Survey Working Group: Kosuke Morikawa, Semiparametric adaptive estimation under informative sampling
Speaker: Dr. Kosuke Morikawa,
Title: Semiparametric adaptive estimation under informative sampling
Abstract: In probability sampling, each unit is sampled according to pre-designated sampling weights in a large population. Using the sampling weights, we can remove the selection bias in the sample. For example, the Horvitz-Thompson estimator is well-known to be consistent and asymptotically normally distributed even if the sampling mechanism is informative; however, it is not necessarily efficient. This study derives the semiparametric efficiency bound of three target parameters for (i) Z-estimator, such as mean; (ii) regression model; (ii) conditional density function. Our key idea is to regard the survey weights as random variables and derive the semiparametric efficiency bound for each target parameter.

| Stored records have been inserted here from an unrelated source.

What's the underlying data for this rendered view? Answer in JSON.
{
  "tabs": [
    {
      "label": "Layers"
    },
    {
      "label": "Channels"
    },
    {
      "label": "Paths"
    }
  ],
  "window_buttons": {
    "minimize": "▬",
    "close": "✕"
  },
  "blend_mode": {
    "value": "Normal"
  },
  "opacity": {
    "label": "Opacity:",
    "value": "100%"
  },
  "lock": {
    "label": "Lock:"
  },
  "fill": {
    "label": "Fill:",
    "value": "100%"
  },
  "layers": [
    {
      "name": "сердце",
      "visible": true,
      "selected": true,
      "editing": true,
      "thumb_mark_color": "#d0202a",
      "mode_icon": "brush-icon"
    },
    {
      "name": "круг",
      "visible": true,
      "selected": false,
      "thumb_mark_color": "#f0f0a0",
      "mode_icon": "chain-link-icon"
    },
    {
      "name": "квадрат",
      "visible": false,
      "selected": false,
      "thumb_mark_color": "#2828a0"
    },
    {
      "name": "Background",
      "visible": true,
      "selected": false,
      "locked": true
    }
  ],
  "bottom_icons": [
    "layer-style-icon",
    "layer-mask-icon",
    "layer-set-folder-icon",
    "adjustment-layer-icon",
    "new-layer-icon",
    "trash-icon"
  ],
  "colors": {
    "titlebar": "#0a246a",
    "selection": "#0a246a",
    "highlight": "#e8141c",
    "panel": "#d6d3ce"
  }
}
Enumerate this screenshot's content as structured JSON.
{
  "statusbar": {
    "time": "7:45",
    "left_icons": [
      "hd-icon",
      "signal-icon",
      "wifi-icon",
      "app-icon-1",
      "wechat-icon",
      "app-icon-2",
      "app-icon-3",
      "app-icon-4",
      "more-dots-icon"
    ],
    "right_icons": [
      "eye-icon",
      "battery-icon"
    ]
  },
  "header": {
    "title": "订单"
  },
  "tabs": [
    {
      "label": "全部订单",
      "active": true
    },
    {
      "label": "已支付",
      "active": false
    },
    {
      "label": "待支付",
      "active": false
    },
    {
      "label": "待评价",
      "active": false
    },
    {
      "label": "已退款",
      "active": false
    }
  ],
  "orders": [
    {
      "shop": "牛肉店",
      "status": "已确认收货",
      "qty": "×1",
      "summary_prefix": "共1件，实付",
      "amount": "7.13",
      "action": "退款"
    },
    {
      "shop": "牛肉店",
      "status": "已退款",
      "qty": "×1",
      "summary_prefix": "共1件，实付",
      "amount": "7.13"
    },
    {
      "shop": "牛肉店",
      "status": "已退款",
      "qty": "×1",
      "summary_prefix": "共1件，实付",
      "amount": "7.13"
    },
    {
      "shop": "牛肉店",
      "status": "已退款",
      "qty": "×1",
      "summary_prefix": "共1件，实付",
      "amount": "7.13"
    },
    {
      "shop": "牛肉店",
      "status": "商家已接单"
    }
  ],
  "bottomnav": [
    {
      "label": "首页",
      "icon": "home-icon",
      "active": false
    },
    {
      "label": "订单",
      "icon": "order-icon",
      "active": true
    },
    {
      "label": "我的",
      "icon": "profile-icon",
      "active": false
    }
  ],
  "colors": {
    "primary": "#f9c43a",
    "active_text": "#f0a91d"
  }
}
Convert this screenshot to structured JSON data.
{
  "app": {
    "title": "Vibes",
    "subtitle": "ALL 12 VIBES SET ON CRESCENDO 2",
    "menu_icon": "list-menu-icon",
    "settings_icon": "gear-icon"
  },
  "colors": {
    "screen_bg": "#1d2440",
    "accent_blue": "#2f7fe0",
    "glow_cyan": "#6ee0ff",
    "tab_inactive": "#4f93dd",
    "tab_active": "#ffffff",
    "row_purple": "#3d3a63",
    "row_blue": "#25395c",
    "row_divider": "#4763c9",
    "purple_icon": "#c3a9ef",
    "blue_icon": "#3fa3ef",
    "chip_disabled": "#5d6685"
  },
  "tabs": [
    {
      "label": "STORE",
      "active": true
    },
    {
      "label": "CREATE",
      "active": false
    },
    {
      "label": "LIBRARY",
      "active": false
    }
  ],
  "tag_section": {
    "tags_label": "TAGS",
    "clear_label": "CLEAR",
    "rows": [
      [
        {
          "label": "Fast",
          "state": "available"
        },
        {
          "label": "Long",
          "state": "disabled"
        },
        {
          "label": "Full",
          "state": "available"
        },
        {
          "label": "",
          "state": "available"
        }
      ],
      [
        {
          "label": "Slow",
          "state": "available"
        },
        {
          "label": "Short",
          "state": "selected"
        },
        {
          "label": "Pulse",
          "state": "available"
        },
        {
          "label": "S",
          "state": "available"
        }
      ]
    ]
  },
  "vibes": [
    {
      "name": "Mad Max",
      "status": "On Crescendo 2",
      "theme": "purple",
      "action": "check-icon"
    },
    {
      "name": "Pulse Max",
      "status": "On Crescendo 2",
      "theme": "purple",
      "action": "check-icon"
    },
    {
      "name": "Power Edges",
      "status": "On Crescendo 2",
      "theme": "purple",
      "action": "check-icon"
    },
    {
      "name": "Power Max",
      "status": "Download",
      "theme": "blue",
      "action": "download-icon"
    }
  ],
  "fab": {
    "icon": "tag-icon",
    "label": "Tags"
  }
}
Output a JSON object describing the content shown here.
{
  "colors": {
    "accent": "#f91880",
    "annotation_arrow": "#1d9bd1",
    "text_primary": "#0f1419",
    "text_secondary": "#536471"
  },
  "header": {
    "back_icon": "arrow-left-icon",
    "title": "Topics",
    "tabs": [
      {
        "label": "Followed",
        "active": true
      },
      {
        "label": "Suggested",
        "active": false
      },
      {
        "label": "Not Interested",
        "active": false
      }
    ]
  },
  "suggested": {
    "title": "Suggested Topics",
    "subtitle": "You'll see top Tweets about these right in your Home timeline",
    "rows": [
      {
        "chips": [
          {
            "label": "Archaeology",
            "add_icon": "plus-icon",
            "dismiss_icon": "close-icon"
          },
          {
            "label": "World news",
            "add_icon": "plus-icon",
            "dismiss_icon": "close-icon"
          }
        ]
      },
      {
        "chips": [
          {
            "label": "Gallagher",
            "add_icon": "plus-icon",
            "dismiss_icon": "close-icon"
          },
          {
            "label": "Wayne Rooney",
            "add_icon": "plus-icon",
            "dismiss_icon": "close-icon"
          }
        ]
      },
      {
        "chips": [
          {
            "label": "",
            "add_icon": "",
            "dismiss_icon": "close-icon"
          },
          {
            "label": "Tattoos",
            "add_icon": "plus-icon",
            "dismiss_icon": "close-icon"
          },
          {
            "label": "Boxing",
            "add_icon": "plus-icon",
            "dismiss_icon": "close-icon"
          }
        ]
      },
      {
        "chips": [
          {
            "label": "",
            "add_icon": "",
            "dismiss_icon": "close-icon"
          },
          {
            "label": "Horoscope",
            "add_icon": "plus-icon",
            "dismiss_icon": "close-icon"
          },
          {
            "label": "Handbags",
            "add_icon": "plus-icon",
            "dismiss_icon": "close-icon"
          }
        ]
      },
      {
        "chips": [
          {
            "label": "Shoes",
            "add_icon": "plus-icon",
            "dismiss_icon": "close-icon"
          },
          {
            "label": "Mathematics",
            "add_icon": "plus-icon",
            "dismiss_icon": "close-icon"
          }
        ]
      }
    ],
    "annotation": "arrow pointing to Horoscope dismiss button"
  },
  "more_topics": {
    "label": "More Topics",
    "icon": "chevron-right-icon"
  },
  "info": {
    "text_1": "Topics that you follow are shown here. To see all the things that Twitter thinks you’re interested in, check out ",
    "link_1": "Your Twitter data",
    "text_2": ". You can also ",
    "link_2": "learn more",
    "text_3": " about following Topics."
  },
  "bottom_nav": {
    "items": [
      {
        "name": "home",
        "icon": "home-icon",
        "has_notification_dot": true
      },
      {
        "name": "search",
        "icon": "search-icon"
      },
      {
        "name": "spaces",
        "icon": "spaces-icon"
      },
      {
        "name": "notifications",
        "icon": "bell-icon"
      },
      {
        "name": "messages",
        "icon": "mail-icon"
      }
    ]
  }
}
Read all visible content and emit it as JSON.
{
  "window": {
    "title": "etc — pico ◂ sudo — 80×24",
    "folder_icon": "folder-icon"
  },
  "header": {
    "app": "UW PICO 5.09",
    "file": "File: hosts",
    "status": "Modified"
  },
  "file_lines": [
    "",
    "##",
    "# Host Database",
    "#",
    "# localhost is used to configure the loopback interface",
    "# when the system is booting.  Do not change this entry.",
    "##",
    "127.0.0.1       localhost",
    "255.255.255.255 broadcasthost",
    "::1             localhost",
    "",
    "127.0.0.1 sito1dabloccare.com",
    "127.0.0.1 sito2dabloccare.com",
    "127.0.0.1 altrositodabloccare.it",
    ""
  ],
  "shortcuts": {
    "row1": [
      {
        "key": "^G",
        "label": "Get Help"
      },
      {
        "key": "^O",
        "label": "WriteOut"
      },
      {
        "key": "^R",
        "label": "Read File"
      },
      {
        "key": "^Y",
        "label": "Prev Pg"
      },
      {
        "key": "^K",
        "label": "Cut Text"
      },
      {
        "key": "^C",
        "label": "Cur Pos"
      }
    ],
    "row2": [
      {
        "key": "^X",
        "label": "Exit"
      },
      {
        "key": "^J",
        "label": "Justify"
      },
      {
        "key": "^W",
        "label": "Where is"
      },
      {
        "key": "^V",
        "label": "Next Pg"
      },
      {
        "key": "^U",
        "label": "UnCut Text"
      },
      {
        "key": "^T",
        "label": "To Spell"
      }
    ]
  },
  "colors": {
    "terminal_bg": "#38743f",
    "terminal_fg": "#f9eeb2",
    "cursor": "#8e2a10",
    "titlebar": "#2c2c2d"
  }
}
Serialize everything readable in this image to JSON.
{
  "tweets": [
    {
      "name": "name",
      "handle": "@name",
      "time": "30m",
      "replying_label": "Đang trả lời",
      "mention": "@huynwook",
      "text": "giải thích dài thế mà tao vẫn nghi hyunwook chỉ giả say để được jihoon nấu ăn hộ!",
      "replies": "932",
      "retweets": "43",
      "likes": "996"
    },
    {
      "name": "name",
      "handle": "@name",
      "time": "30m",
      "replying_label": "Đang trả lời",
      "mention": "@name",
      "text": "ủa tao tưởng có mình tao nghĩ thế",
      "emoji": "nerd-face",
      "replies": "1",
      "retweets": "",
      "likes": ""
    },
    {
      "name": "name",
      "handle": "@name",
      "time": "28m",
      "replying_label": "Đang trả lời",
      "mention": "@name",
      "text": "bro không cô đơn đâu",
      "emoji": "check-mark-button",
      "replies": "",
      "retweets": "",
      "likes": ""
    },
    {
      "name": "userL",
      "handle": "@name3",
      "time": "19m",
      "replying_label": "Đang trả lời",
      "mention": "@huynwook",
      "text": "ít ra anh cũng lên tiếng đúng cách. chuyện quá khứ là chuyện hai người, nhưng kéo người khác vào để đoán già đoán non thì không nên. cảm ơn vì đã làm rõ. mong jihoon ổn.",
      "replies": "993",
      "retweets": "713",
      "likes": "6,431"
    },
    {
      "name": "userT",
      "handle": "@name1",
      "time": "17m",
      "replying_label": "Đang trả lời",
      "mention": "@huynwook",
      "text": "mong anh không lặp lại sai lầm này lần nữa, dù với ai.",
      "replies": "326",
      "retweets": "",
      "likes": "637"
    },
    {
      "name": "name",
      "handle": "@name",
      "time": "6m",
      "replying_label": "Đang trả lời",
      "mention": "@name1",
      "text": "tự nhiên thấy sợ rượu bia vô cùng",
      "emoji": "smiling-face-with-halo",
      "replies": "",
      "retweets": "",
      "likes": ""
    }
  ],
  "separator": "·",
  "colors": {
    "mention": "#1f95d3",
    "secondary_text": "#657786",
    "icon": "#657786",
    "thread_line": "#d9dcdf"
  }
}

However, a conditional expectation on the sampling weights is necessary to construct estimators that attain the semiparametric efficiency bound. We propose two types of adaptive estimators to estimate the expectation. One estimator assumes a parametric model on the sampling weights that is essentially the same as beta regression. The other estimator uses nonparametric working models with debiased machine learning. The proposed estimator with the parametric model is consistent and asymptotically normal even if the working model is incorrect; if the working model is correct, it is efficient in a class of regular and asymptotically linear estimators. The proposed estimator with the nonparametric working model is always efficient. A limited simulation study is conducted to investigate the finite sample performance of the proposed method. The proposed method is applied to the 1999 Canadian Workplace and Employee Survey data.